I am still pretty new to R and very new to for-loops and functions, but I searched quite a bit on stackoverflow and couldn't find an answer to this question. So here we go.
I'm trying to create a script that will (1) read in multiple .csv files and (2) apply a function to strip twitter handles from urls in and do some other things to these files. I have developed script for these two tasks separately, so I know that most of my code works, but something goes wrong when I try to combine them. I prepare for doing so using the following code:
# specify directory for your files and replace 'file' with the first, unique part of the
# files you would like to import
mypath <- "~/Users/you/data/"
mypattern <- "file+.*csv"
# Get a list of the files
file_list <- list.files(path = mypath,
pattern = mypattern)
# List of names to be given to data frames
data_names <- str_match(file_list, "(.*?)\\.")[,2]
# Define function for preparing datasets
handlestripper <- function(data){
data$handle <- str_match(data$URL, "com/(.*?)/status")[,2]
data$rank <- c(1:500)
names(data) <- c("dateGMT", "url", "tweet", "twitterid", "rank")
data <- data[,c(4, 1:3, 5)]
}
That all works fine. The problem comes when I try to execute the function handlestripper() within the for-loop.
# Read in data
for(i in data_names){
filepath <- file.path(mypath, paste(i, ".csv", sep = ""))

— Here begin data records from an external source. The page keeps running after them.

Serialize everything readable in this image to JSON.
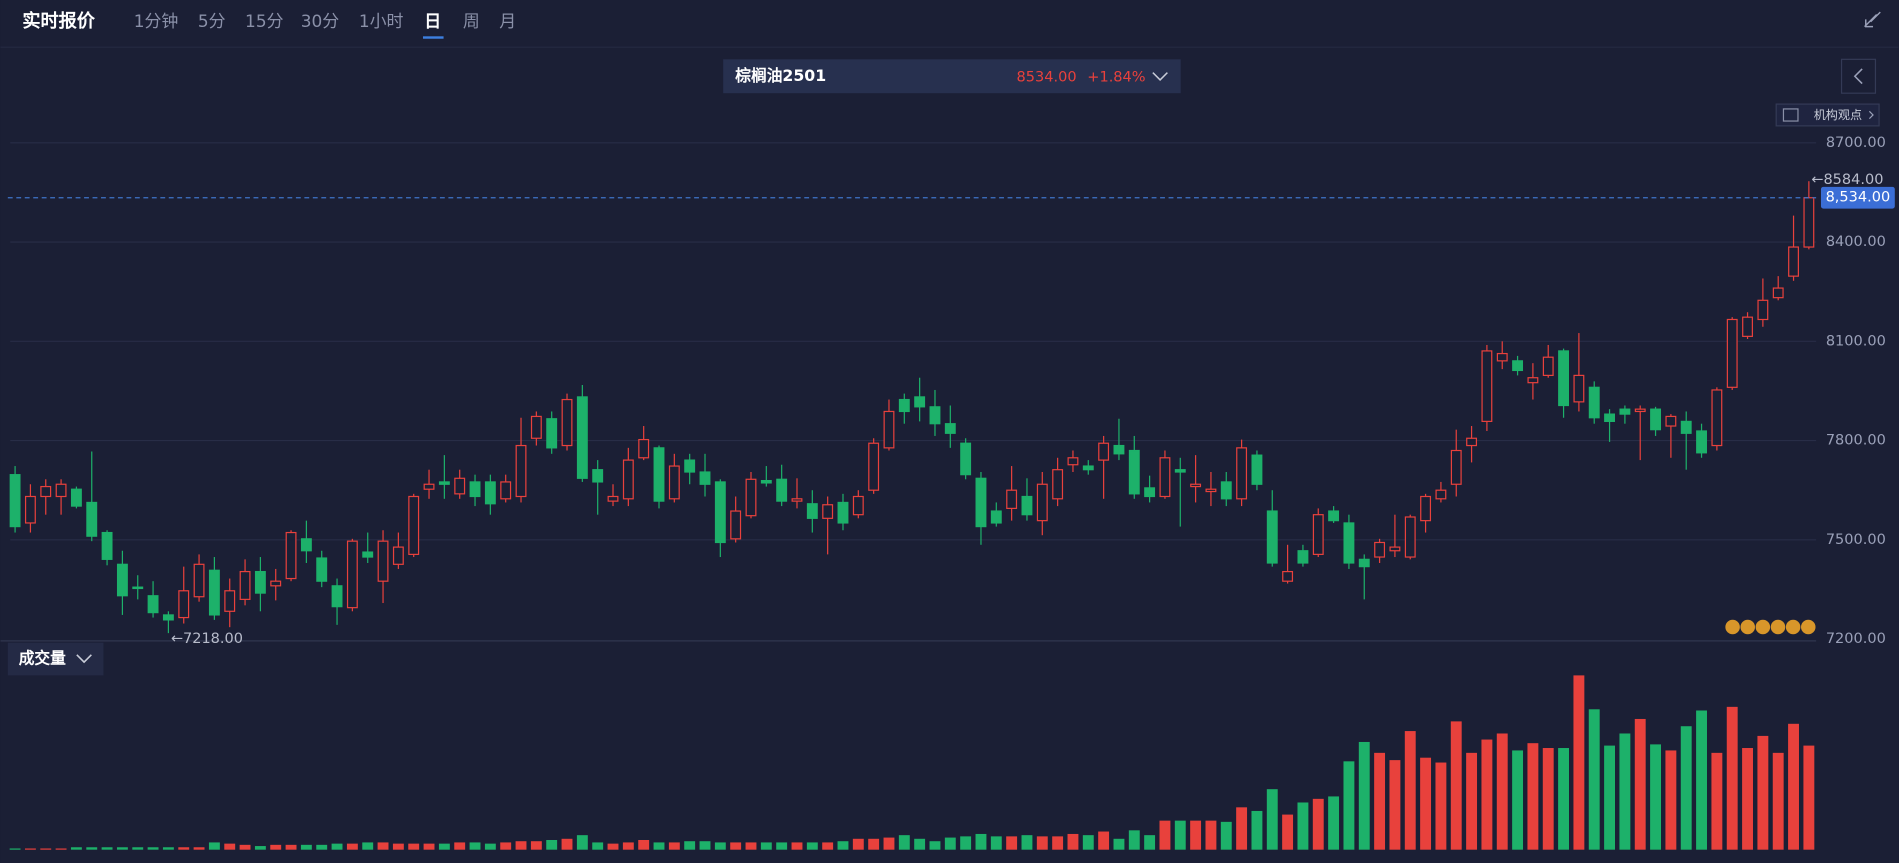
{
  "tabs": {
    "title": "实时报价",
    "items": [
      "1分钟",
      "5分",
      "15分",
      "30分",
      "1小时",
      "日",
      "周",
      "月"
    ],
    "active": 5
  },
  "header": {
    "name": "棕榈油2501",
    "price": "8534.00",
    "change": "+1.84%"
  },
  "opinion_button": "机构观点",
  "volume_label": "成交量",
  "chart_data": {
    "type": "candlestick",
    "up_color": "#e8413c",
    "down_color": "#1db16a",
    "grid": true,
    "ylim": [
      7200,
      8700
    ],
    "yticks": [
      {
        "value": 7200,
        "label": "7200.00"
      },
      {
        "value": 7500,
        "label": "7500.00"
      },
      {
        "value": 7800,
        "label": "7800.00"
      },
      {
        "value": 8100,
        "label": "8100.00"
      },
      {
        "value": 8400,
        "label": "8400.00"
      },
      {
        "value": 8700,
        "label": "8700.00"
      }
    ],
    "last_price": {
      "value": 8534,
      "label": "8,534.00"
    },
    "high_label": {
      "value": 8584,
      "label": "←8584.00"
    },
    "low_label": {
      "value": 7218,
      "label": "←7218.00"
    },
    "open": [
      7697,
      7551,
      7631,
      7631,
      7653,
      7613,
      7522,
      7426,
      7357,
      7331,
      7273,
      7265,
      7328,
      7408,
      7284,
      7320,
      7404,
      7361,
      7383,
      7503,
      7445,
      7361,
      7295,
      7463,
      7375,
      7426,
      7456,
      7653,
      7675,
      7639,
      7675,
      7675,
      7624,
      7631,
      7807,
      7866,
      7785,
      7932,
      7712,
      7617,
      7624,
      7748,
      7778,
      7624,
      7741,
      7705,
      7675,
      7503,
      7573,
      7679,
      7683,
      7617,
      7609,
      7565,
      7613,
      7576,
      7650,
      7778,
      7924,
      7932,
      7902,
      7851,
      7792,
      7686,
      7587,
      7595,
      7631,
      7558,
      7624,
      7727,
      7723,
      7741,
      7785,
      7770,
      7657,
      7631,
      7712,
      7661,
      7646,
      7675,
      7624,
      7756,
      7587,
      7375,
      7467,
      7456,
      7587,
      7551,
      7441,
      7448,
      7467,
      7448,
      7558,
      7624,
      7668,
      7785,
      7858,
      8041,
      8041,
      7975,
      7997,
      8071,
      7917,
      7961,
      7880,
      7895,
      7888,
      7895,
      7844,
      7858,
      7829,
      7785,
      7961,
      8115,
      8166,
      8232,
      8297,
      8385
    ],
    "high": [
      7723,
      7668,
      7683,
      7683,
      7661,
      7767,
      7529,
      7467,
      7393,
      7375,
      7284,
      7419,
      7456,
      7448,
      7383,
      7441,
      7448,
      7412,
      7529,
      7558,
      7467,
      7383,
      7503,
      7522,
      7529,
      7522,
      7639,
      7712,
      7756,
      7712,
      7697,
      7697,
      7697,
      7869,
      7888,
      7888,
      7942,
      7968,
      7741,
      7668,
      7778,
      7844,
      7785,
      7760,
      7760,
      7760,
      7683,
      7631,
      7705,
      7723,
      7727,
      7686,
      7650,
      7631,
      7639,
      7650,
      7807,
      7924,
      7942,
      7990,
      7953,
      7906,
      7807,
      7705,
      7613,
      7723,
      7686,
      7705,
      7748,
      7770,
      7741,
      7814,
      7866,
      7814,
      7694,
      7770,
      7748,
      7756,
      7705,
      7705,
      7803,
      7770,
      7650,
      7485,
      7485,
      7595,
      7602,
      7576,
      7456,
      7503,
      7576,
      7576,
      7639,
      7675,
      7833,
      7844,
      8089,
      8100,
      8056,
      8034,
      8089,
      8078,
      8125,
      7979,
      7895,
      7906,
      7906,
      7902,
      7880,
      7888,
      7851,
      7961,
      8173,
      8188,
      8290,
      8297,
      8480,
      8584
    ],
    "low": [
      7522,
      7522,
      7576,
      7576,
      7595,
      7496,
      7423,
      7273,
      7320,
      7265,
      7218,
      7247,
      7313,
      7258,
      7236,
      7302,
      7284,
      7317,
      7375,
      7430,
      7357,
      7243,
      7284,
      7430,
      7309,
      7412,
      7448,
      7624,
      7624,
      7624,
      7602,
      7576,
      7613,
      7613,
      7785,
      7760,
      7770,
      7675,
      7576,
      7602,
      7602,
      7741,
      7595,
      7613,
      7668,
      7631,
      7448,
      7492,
      7565,
      7661,
      7602,
      7595,
      7522,
      7456,
      7529,
      7565,
      7639,
      7770,
      7851,
      7858,
      7814,
      7778,
      7683,
      7485,
      7540,
      7558,
      7558,
      7514,
      7602,
      7705,
      7697,
      7624,
      7741,
      7624,
      7613,
      7624,
      7540,
      7613,
      7602,
      7602,
      7602,
      7650,
      7419,
      7368,
      7419,
      7448,
      7551,
      7412,
      7320,
      7430,
      7448,
      7441,
      7522,
      7613,
      7631,
      7734,
      7829,
      8016,
      7997,
      7924,
      7990,
      7869,
      7888,
      7851,
      7796,
      7851,
      7741,
      7814,
      7748,
      7712,
      7748,
      7770,
      7953,
      8107,
      8144,
      8224,
      8283,
      8378
    ],
    "close": [
      7540,
      7631,
      7661,
      7668,
      7602,
      7511,
      7441,
      7331,
      7353,
      7280,
      7258,
      7346,
      7426,
      7273,
      7346,
      7404,
      7339,
      7375,
      7522,
      7467,
      7375,
      7298,
      7496,
      7448,
      7496,
      7478,
      7631,
      7668,
      7668,
      7686,
      7631,
      7609,
      7675,
      7785,
      7873,
      7778,
      7924,
      7686,
      7675,
      7631,
      7741,
      7803,
      7617,
      7723,
      7705,
      7668,
      7492,
      7587,
      7683,
      7672,
      7617,
      7624,
      7565,
      7606,
      7551,
      7631,
      7792,
      7888,
      7888,
      7902,
      7851,
      7822,
      7697,
      7540,
      7551,
      7650,
      7576,
      7668,
      7712,
      7748,
      7712,
      7792,
      7760,
      7639,
      7631,
      7748,
      7705,
      7668,
      7653,
      7624,
      7778,
      7668,
      7430,
      7404,
      7430,
      7576,
      7558,
      7430,
      7419,
      7492,
      7478,
      7569,
      7631,
      7650,
      7770,
      7807,
      8071,
      8063,
      8012,
      7990,
      8052,
      7906,
      7997,
      7869,
      7858,
      7880,
      7895,
      7833,
      7873,
      7822,
      7763,
      7953,
      8166,
      8173,
      8224,
      8261,
      8385,
      8534
    ],
    "volume": [
      1,
      1,
      1,
      1,
      2,
      2,
      2,
      2,
      2,
      2,
      2,
      2,
      2,
      6,
      5,
      4,
      3,
      4,
      4,
      4,
      4,
      5,
      5,
      6,
      6,
      5,
      5,
      5,
      5,
      6,
      6,
      5,
      6,
      7,
      7,
      8,
      9,
      12,
      6,
      5,
      6,
      8,
      6,
      6,
      7,
      7,
      6,
      6,
      6,
      6,
      6,
      6,
      6,
      6,
      7,
      9,
      9,
      10,
      12,
      9,
      7,
      10,
      11,
      13,
      11,
      11,
      12,
      11,
      11,
      13,
      12,
      15,
      9,
      16,
      12,
      24,
      24,
      24,
      24,
      23,
      35,
      32,
      50,
      29,
      39,
      42,
      44,
      73,
      89,
      80,
      74,
      98,
      76,
      72,
      106,
      80,
      91,
      96,
      82,
      88,
      84,
      84,
      144,
      116,
      86,
      96,
      108,
      87,
      82,
      102,
      115,
      80,
      118,
      84,
      94,
      80,
      104,
      86
    ]
  }
}
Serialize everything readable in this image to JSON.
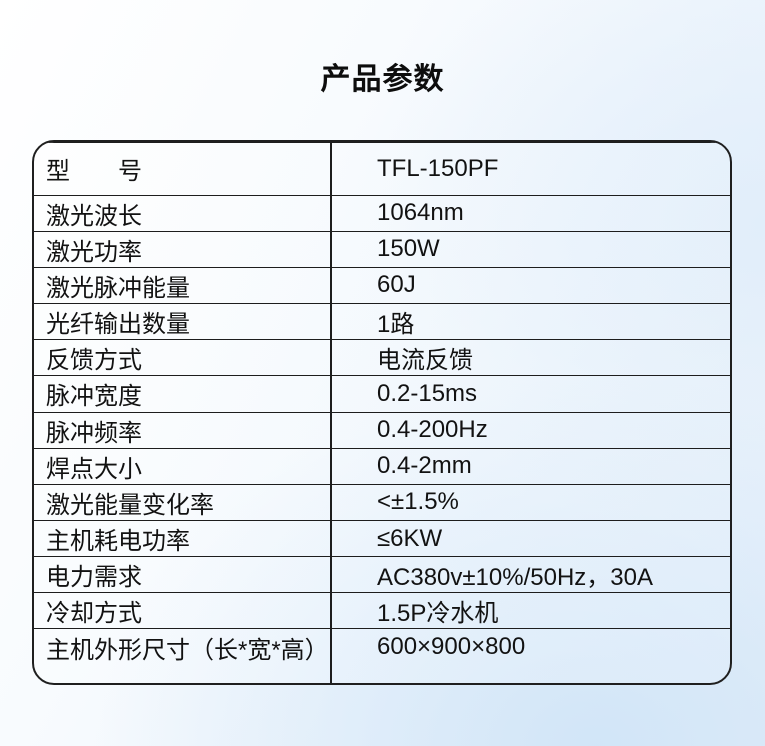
{
  "page": {
    "title": "产品参数"
  },
  "colors": {
    "text": "#121212",
    "border": "#1d1d1d",
    "background_top_left": "#ffffff",
    "background_bottom_right": "#d9e9f8"
  },
  "table": {
    "rows": [
      {
        "label": "型　　号",
        "value": "TFL-150PF"
      },
      {
        "label": "激光波长",
        "value": "1064nm"
      },
      {
        "label": "激光功率",
        "value": "150W"
      },
      {
        "label": "激光脉冲能量",
        "value": "60J"
      },
      {
        "label": "光纤输出数量",
        "value": "1路"
      },
      {
        "label": "反馈方式",
        "value": "电流反馈"
      },
      {
        "label": "脉冲宽度",
        "value": "0.2-15ms"
      },
      {
        "label": "脉冲频率",
        "value": "0.4-200Hz"
      },
      {
        "label": "焊点大小",
        "value": "0.4-2mm"
      },
      {
        "label": "激光能量变化率",
        "value": "<±1.5%"
      },
      {
        "label": "主机耗电功率",
        "value": "≤6KW"
      },
      {
        "label": "电力需求",
        "value": "AC380v±10%/50Hz，30A"
      },
      {
        "label": "冷却方式",
        "value": "1.5P冷水机"
      },
      {
        "label": "主机外形尺寸（长*宽*高）",
        "value": "600×900×800"
      }
    ]
  }
}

assign(i, read.delim(filepath, colClasses = "character", sep = ","))
i <- handlestripper(i)
}
When I execute this code, I get the following error: Error in data$URL : $ operator is invalid for atomic vectors. I know that this means that my function is being applied to the string I called from within the vector data_names, but I don't know how to tell R that, in this last line of my for-loop, I want the function applied to the objects of name i that I just created using the assign command, rather than to i itself.
Inside your loop, you can change this:
assign(i, read.delim(filepath, colClasses = "character", sep = ","))
i <- handlestripper(i)
to
tmp <- read.delim(filepath, colClasses = "character", sep = ",")
assign(i, handlestripper(tmp))
I think you should make as few get and assign calls as you can, but there's nothing wrong with indexing your loop with names as you are doing. I do it all the time, anyway.